While Paabo ‘takes consolation from the fact that he lives on in me’, others may be more ambitious. Why not bring Grandpappy back from the dead? Scrape a few bits off his bones, do some magic in the laboratory, find an appropriate surrogate mother, and in nine months, you will no longer have to guess what the old man was really like.
Of course maybe you don’t really want to know. Back in Paabo’s grandfather’s day, long before today’s age of electronic surveillance, rumor and hearsay were the best clues to what a person was up to. In my case, God only knows why my paternal grandfather had to leave Italy so quickly. All we know is that he had to to take the first boat leaving the Port of Naples whatever its destination, took a ship to Argentina on August 2,1880, and somehow found his way to America five years later where he met and married my grandmother.
Rumor, hearsay, and innuendo suggest that in Italy he was a ne’er-do-well, miscreant, brigand, philanderer, and assassin; and my granduncles and distant cousins said that the old goombas back in Sorrento were happy to see him go.

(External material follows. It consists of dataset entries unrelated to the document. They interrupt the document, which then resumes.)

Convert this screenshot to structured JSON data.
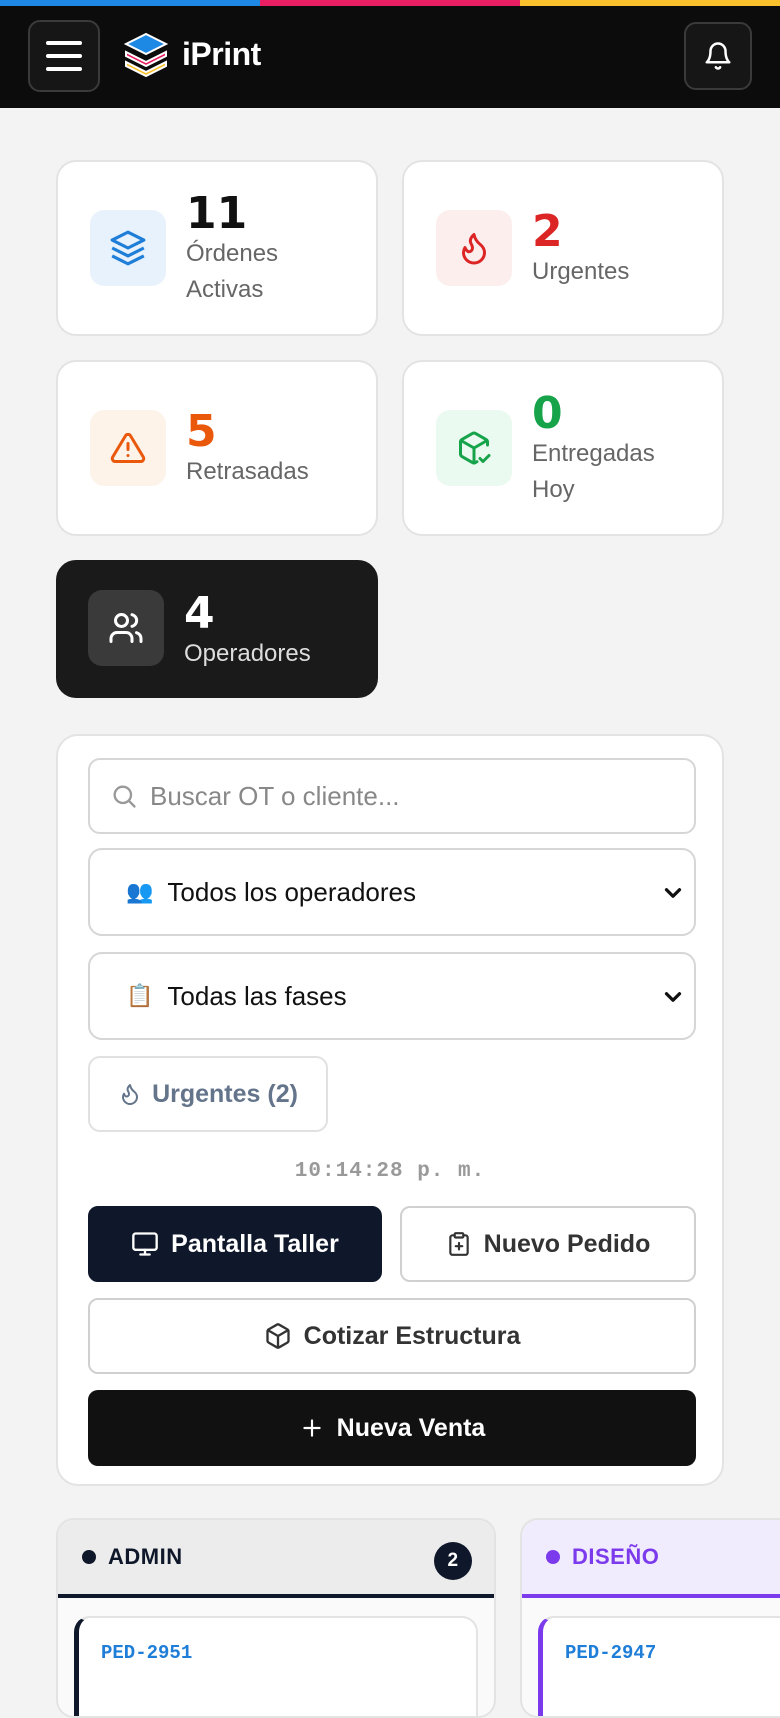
{
  "colors": {
    "stripe": [
      "#1e88e5",
      "#e91e63",
      "#fbc02d"
    ],
    "accent_blue": "#1f7fd8",
    "accent_red": "#dc2626",
    "accent_orange": "#ea580c",
    "accent_green": "#16a34a",
    "accent_purple": "#7c3aed"
  },
  "header": {
    "app_name": "iPrint",
    "menu_icon": "hamburger-icon",
    "bell_icon": "bell-icon"
  },
  "stats": [
    {
      "value": "11",
      "label": "Órdenes Activas",
      "icon": "layers-icon"
    },
    {
      "value": "2",
      "label": "Urgentes",
      "icon": "flame-icon"
    },
    {
      "value": "5",
      "label": "Retrasadas",
      "icon": "warning-icon"
    },
    {
      "value": "0",
      "label": "Entregadas Hoy",
      "icon": "package-check-icon"
    },
    {
      "value": "4",
      "label": "Operadores",
      "icon": "users-icon"
    }
  ],
  "filters": {
    "search_placeholder": "Buscar OT o cliente...",
    "operator_emoji": "👥",
    "operator_value": "Todos los operadores",
    "phase_emoji": "📋",
    "phase_value": "Todas las fases",
    "urgent_chip": "Urgentes (2)"
  },
  "clock": "10:14:28 p. m.",
  "actions": {
    "workshop_screen": "Pantalla Taller",
    "new_order": "Nuevo Pedido",
    "quote_structure": "Cotizar Estructura",
    "new_sale": "Nueva Venta"
  },
  "board": [
    {
      "title": "ADMIN",
      "count": "2",
      "first_order": "PED-2951"
    },
    {
      "title": "DISEÑO",
      "first_order": "PED-2947"
    }
  ]
}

I am happy that Guido Pantucci managed to spread his seed in the New World, but I have no desire whatsoever to see the old bugger come back to life.
I have no compunctions, reservations, or hesitations whatsoever about tinkering with human DNA. Once the genie is out of the bottle, there’s no getting him back in; and once Dolly the Sheep, an exact replica of Martha the Sheep, was photographed munching grass in a pasture in Vermont, the race to engineer perfect children was on. We Americans are never satisfied with what is and feel that nothing is beyond our ingenuity and imagination.
Luckily we live in a free country and no one can force me to take in the new, recreated Grandpappy Guido. However, we all will have to rethink Jean-Paul Sartre’s famous line from No Exit, “Hell is other people”, since that Hell may now include any number of unwanted visitors from the past.